Wal-Mart's critics were not surprised. Wal-Mart, like many large retail chains, has been confronted by employment and promotion discrimination suits. In Boston, one suit claims Wal-Mart engaged in a form of racial profiling to prevent shoplifting.

"There has been a string of news reports and lawsuits around the country alleging discrimination and racial profiling in Wal-Mart stores over the past several years," said Paul Blank, director of, a group backed by the United Commercial and Food Workers union that launched a campaign against the nonunion retailer in April. "Only time will tell if it's by policy or by practice."

So far, four Wal-Mart officials, including a regional vice president of operations at corporate headquarters in Bentonville, have called Pitts and apologized for the incident. But no one from the store did. And nobody from the company has offered an explanation of what happened.

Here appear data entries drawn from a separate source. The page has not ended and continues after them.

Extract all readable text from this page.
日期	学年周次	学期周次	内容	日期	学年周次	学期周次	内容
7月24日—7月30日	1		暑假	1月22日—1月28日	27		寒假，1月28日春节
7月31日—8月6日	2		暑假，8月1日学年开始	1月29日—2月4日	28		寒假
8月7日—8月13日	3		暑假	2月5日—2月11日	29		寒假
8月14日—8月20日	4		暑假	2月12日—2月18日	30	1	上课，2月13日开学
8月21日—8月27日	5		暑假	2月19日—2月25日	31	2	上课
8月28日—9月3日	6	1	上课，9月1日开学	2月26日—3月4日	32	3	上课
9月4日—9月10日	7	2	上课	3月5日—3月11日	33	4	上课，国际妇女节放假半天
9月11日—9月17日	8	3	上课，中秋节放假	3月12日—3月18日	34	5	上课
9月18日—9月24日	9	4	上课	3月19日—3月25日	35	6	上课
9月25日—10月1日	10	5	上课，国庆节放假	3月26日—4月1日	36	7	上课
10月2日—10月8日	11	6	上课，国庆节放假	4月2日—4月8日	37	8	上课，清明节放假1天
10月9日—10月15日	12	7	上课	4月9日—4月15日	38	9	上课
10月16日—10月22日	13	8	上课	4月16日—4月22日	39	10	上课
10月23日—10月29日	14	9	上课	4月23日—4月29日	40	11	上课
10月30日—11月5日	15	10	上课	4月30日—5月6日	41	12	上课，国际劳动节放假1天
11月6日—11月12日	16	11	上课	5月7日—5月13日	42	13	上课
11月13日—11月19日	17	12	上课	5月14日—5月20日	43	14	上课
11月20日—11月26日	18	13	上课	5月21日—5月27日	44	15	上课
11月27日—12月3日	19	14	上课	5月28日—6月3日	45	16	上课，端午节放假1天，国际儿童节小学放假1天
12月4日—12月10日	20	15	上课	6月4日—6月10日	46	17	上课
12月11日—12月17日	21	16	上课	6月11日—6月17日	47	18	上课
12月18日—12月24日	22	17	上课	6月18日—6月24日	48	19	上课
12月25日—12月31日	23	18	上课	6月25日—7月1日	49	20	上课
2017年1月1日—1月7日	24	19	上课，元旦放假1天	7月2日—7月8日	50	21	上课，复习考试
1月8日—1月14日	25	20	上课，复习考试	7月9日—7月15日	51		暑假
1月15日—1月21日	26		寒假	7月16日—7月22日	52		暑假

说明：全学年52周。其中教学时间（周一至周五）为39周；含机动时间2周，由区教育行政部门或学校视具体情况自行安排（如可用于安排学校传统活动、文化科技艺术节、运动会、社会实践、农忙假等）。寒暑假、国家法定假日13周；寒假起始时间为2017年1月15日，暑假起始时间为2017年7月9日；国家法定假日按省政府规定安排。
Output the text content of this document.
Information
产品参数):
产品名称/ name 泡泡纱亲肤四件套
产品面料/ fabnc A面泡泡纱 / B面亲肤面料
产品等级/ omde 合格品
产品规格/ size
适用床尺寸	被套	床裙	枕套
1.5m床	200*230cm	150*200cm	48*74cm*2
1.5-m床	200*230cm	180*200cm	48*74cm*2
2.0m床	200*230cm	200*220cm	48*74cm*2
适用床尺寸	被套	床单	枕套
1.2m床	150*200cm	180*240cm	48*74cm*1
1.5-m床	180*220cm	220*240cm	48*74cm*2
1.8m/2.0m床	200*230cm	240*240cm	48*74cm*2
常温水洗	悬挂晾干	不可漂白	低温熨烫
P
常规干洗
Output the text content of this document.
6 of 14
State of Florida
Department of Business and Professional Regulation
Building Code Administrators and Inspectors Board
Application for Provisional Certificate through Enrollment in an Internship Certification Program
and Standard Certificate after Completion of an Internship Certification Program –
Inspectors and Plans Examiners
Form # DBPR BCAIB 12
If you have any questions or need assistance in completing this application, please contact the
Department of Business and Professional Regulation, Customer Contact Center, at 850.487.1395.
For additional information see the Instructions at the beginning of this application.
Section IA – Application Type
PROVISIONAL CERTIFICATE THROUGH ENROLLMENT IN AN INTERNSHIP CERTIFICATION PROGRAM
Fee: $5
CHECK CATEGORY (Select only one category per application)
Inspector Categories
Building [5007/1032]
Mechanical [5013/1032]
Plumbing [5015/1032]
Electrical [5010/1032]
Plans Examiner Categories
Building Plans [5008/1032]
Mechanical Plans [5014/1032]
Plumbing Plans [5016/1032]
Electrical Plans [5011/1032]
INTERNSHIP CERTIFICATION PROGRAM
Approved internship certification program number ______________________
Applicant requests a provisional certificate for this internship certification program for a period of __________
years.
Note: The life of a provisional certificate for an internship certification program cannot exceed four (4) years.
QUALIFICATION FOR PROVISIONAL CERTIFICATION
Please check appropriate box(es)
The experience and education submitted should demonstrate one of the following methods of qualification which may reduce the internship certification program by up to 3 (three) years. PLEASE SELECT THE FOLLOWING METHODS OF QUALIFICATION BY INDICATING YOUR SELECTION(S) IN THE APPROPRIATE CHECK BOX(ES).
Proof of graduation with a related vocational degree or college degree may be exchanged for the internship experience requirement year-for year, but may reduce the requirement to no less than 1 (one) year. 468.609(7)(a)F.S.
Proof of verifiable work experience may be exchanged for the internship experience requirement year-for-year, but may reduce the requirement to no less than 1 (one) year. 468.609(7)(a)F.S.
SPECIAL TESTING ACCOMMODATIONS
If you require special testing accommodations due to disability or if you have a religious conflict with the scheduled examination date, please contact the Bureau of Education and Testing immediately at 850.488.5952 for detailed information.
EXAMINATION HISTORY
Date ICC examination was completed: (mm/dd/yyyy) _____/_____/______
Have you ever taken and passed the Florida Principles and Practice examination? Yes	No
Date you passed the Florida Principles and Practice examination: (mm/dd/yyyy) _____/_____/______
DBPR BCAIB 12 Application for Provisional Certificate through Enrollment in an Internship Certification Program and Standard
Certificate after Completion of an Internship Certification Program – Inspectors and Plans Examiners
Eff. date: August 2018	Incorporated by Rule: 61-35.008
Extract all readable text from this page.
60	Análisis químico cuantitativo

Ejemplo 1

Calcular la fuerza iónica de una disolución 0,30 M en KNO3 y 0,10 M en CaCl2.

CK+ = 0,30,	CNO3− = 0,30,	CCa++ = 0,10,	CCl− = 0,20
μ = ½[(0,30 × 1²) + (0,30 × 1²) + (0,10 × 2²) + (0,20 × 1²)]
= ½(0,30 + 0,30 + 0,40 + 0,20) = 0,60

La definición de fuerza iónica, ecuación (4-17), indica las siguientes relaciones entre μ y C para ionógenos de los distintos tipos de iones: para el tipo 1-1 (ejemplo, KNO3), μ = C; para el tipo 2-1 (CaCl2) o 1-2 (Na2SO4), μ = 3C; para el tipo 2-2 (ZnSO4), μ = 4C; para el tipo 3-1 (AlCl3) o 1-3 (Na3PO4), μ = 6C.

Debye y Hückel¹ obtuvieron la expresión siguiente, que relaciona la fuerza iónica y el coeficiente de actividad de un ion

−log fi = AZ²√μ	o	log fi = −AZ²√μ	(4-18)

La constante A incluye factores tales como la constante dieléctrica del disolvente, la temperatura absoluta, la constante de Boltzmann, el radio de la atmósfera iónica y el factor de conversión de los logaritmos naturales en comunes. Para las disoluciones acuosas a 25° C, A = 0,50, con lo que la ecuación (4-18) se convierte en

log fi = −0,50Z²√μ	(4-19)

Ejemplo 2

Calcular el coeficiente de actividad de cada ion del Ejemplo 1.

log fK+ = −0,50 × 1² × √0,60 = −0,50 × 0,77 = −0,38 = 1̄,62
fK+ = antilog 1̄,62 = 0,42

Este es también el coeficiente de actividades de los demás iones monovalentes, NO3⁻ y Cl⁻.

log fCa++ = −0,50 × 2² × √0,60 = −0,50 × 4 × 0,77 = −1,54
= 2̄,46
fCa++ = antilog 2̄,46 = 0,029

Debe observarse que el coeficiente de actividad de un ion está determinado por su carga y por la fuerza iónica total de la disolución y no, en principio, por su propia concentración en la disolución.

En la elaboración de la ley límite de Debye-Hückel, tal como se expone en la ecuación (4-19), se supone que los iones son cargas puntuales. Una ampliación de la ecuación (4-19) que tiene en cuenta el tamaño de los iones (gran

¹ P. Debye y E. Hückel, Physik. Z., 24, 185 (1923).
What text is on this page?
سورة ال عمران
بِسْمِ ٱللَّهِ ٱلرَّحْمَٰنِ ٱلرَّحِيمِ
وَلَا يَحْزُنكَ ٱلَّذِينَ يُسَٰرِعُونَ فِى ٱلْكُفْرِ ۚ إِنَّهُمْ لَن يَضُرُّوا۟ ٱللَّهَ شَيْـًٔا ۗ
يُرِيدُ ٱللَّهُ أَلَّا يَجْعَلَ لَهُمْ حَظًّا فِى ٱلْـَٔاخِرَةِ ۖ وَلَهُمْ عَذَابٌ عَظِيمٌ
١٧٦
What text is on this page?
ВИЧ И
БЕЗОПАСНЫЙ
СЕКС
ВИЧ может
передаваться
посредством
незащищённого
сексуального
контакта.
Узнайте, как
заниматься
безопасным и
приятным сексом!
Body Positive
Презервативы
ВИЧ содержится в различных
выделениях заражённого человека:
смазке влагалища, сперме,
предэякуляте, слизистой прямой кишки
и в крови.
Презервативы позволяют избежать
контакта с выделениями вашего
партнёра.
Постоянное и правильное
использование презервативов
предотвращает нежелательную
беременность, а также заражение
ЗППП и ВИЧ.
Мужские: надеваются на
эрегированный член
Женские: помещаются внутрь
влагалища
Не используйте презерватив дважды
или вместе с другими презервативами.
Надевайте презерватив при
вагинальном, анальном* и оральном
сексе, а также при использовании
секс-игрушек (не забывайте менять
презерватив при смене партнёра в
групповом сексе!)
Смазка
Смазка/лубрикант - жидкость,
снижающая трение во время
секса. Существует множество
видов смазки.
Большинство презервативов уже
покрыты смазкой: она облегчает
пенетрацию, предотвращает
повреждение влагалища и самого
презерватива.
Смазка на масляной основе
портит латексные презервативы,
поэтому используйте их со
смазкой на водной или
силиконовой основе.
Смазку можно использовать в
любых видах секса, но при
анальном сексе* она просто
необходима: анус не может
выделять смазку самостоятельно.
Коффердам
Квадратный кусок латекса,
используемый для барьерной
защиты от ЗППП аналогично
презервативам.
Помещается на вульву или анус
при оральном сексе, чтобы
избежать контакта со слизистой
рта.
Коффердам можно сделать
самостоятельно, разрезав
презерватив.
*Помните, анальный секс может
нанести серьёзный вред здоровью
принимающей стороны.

"They have it all on tape someplace. I have been trying to find some reasonable explanation why they did this to me other than something racial," Pitts said. "So far they have not provided one."

$13K for this one transaction.

$50K /year for multiple years.

I can see being careful to verify a check of this size, but two hours?

And then it took the cops all of 20 minutes?

Come on guys, get that clue!

It must be nice to be able to just throw away that much revenue over your own bigotry.

Aint' the free market wunnerfull?

Oh, by the way -- for this year, at least, all that gift card business for the GAF unit will be going to Target.